Then you could apply the following yaml to create a simple pytorch workload to test the injection.

yaml
apiVersion: apps/v1
kind: Deployment
metadata:
  name: tensor-fusion-test-on-cpu-node-kyverno
  namespace: tensor-fusion-test
spec:
  replicas: 1
  selector:
    matchLabels:
      workload: test
  template:
    metadata:
      labels:
        workload: test
      annotations:
        tensor-fusion.ai/enabled: "true"
    spec:
      containers:
        - name: app
          image: pytorch/pytorch:2.3.1-cuda12.1-cudnn8-runtime
          command:
            - sleep
            - infinity

After pod started, run this command.
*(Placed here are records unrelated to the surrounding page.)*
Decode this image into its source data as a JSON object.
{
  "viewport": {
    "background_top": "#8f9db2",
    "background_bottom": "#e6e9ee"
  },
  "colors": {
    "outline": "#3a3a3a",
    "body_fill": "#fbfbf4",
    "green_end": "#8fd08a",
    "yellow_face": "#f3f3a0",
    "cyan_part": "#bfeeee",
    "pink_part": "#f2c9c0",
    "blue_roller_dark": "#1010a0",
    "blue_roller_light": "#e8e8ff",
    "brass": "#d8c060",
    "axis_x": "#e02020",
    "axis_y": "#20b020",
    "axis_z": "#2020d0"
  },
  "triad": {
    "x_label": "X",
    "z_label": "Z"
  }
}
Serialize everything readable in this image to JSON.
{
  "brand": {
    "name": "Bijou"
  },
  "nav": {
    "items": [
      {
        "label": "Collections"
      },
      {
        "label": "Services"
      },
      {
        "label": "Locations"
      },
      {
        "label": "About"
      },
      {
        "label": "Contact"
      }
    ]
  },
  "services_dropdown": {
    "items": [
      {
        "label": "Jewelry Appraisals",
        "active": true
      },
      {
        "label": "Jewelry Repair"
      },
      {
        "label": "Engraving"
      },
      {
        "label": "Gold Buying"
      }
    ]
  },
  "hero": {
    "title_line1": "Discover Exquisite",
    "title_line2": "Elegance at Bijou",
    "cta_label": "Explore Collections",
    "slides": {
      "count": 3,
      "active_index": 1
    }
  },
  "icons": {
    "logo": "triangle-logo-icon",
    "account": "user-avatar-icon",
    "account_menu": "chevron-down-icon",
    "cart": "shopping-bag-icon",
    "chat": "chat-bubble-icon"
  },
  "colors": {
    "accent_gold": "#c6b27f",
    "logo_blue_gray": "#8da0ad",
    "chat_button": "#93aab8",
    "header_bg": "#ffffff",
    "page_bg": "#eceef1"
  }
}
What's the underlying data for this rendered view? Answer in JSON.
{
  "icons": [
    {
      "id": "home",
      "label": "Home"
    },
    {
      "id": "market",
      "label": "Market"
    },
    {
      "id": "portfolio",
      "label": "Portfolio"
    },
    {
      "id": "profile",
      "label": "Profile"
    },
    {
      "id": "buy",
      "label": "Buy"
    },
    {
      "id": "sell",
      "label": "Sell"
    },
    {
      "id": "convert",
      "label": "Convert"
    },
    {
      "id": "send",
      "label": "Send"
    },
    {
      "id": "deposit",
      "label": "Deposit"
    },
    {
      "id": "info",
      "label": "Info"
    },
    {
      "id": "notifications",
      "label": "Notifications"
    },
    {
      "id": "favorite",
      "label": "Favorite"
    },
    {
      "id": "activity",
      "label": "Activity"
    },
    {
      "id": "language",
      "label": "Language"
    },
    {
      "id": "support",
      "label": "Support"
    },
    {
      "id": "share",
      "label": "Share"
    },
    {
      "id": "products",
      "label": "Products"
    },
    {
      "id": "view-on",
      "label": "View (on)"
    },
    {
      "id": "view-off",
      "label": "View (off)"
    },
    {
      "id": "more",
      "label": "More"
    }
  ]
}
If everything is fine, you could modify the existing Deployment pod template to trigger kyverno injection and migrate to Tensor Fusion

bash
pip3 install transformers sentencepiece

LD_PRELOAD="" cat <<EOT >> t5.test.py
from transformers import T5Tokenizer, T5ForConditionalGeneration
from transformers import TextStreamer

model_id = "google-t5/t5-base"
tokenizer = T5Tokenizer.from_pretrained(model_id)
streamer = TextStreamer(tokenizer)
model = T5ForConditionalGeneration.from_pretrained(model_id)
model = model.to("cuda:0")

input_text = "translate English to German: How old are you?"
input_ids = tokenizer(input_text, return_tensors="pt").input_ids.to("cuda")
outputs = model.generate(input_ids, streamer=streamer)
EOT

python3 t5.test.py

# Output <pad>Wie alt bist  du?</s> in the end